Il est intéressant de noter que, généralement, un secret de famille est un secret de polichinelle.
Les uns le connaissent, alors que les autres, qui le connaissent aussi, croient que les premiers l’ignorent.
Ne tardez pas
Dans mon expérience, je remarque que les enfants se doutent toujours de quelque chose... S’ils n’en parlent pas, c’est qu’ils pensent que c’est un sujet trop douloureux pour le ou les parents et qu’il vaut mieux ne pas l’aborder, pour ne pas leur faire du mal.
Si vous n’avez jamais échangé sur ce sujet avec votre fille, il est grand temps de le lui proposer. Les relations humaines sont indispensables à la vie. Chaque relation qui se rompt, qui se brise, est bien sûr douloureuse, mais plus que cela, elle appauvrit, elle ôte une part de vie. Souvent même, une rupture reste une plaie ouverte qui empêche l’approche, la construction d’autres relations. Elle provoque comme une sorte de paralysie affective.
Les enjeux
Ce qui permet de renouer, voire d’ouvrir une brèche dans l’enfermement, c’est la parole. La parole ouvre à la vie, la parole dite, la parole partagée et réfléchie. La parole conduit à reconstruire les liens brisés, elle est porteuse de vie.
La personne concernée peut ne pas vouloir de suite aborder le sujet. La peur de savoir peut être aussi forte que la peur de dire.
Dans votre cas, il se peut que vous soyez surpris de voir que contrairement à ce que vous auriez pu penser, l’accès à la vérité va renforcer vos liens avec votre fille... peut- être pas dans l’immédiat, c’est vrai. Elle aura besoin d’un certain temps pour « faire elle aussi le deuil » de ce qu’elle a entendu, des conséquences engendrées par ce qu’elle a découvert, à son niveau, pour sa vie, qui ont, sans qu’elle le sache, influencé ses choix.

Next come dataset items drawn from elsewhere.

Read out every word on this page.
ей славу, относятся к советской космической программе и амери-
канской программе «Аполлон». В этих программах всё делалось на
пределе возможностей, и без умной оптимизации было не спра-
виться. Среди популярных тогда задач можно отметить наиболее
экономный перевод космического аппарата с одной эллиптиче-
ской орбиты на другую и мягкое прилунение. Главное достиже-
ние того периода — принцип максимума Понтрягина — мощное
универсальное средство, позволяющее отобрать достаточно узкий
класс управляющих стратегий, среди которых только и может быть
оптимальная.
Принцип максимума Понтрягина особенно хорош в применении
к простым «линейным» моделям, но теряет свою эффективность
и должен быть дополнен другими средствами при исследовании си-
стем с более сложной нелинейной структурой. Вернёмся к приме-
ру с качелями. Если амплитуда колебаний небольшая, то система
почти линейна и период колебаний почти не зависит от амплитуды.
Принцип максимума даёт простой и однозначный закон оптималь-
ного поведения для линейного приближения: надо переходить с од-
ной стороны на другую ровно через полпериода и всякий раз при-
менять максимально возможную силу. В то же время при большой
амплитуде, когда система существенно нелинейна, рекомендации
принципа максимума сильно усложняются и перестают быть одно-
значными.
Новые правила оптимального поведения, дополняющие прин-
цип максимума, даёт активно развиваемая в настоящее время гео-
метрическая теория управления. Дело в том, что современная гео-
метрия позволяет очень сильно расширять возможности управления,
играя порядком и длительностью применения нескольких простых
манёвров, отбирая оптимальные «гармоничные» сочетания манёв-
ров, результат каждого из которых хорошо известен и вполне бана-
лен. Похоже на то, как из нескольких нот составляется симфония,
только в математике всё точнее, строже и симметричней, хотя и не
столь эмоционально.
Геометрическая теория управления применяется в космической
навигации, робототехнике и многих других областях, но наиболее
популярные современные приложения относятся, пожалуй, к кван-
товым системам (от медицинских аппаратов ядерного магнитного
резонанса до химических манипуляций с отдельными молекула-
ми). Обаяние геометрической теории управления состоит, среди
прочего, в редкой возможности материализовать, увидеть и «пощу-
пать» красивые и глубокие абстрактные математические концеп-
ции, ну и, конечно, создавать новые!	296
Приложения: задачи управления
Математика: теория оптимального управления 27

Pas n’importe quand ni n’importe comment
La connaissance de la vérité libère, mais pas sans certaines douleurs. Souvenez-vous que la manière de dire « cette vérité » est tout aussi importante que la vérité elle-même. « Je dis ce que je pense », disent de nombreuses personnes. Ah oui ? Est-ce que la personne qui va recevoir cette information est prête pour cela ? Est-ce qu’elle tient à savoir ce que vous avez à dire ? Est-ce que l’information qui vous brûle la langue va effectivement permettre une meilleure compréhension et une éventuelle reconstruction des relations brisées ? Est-ce que vous informez, ou est-ce que vous portez un jugement qui va faire per- durer, amplifier et accentuer la division ? Parler ne veut pas forcément dire n’importe comment. Venir en juge ou en complice reviendrait à entrer dans des rapports de force qui ne feraient qu’envenimer la situation.
Respectez votre fille
Demandez à votre fille si elle s’est aperçue de quelque chose, si elle se rend compte des divisions familiales, si elle se doute des origines du secret qui a brisé les liens familiaux. Puis, dites-lui que vous seriez prête à en parler... et que, dès qu’elle le souhaite, vous vous tenez à sa disposition. Elle se sentira respectée et vous aurez, à ce niveau déjà, renforcé les liens. Le jour où elle sera prête, elle aura aussi plus de force psychique pour affronter ce qu’elle aura à savoir.
Vous êtes une personne d’ouverture, une personne courageuse et je vous félicite.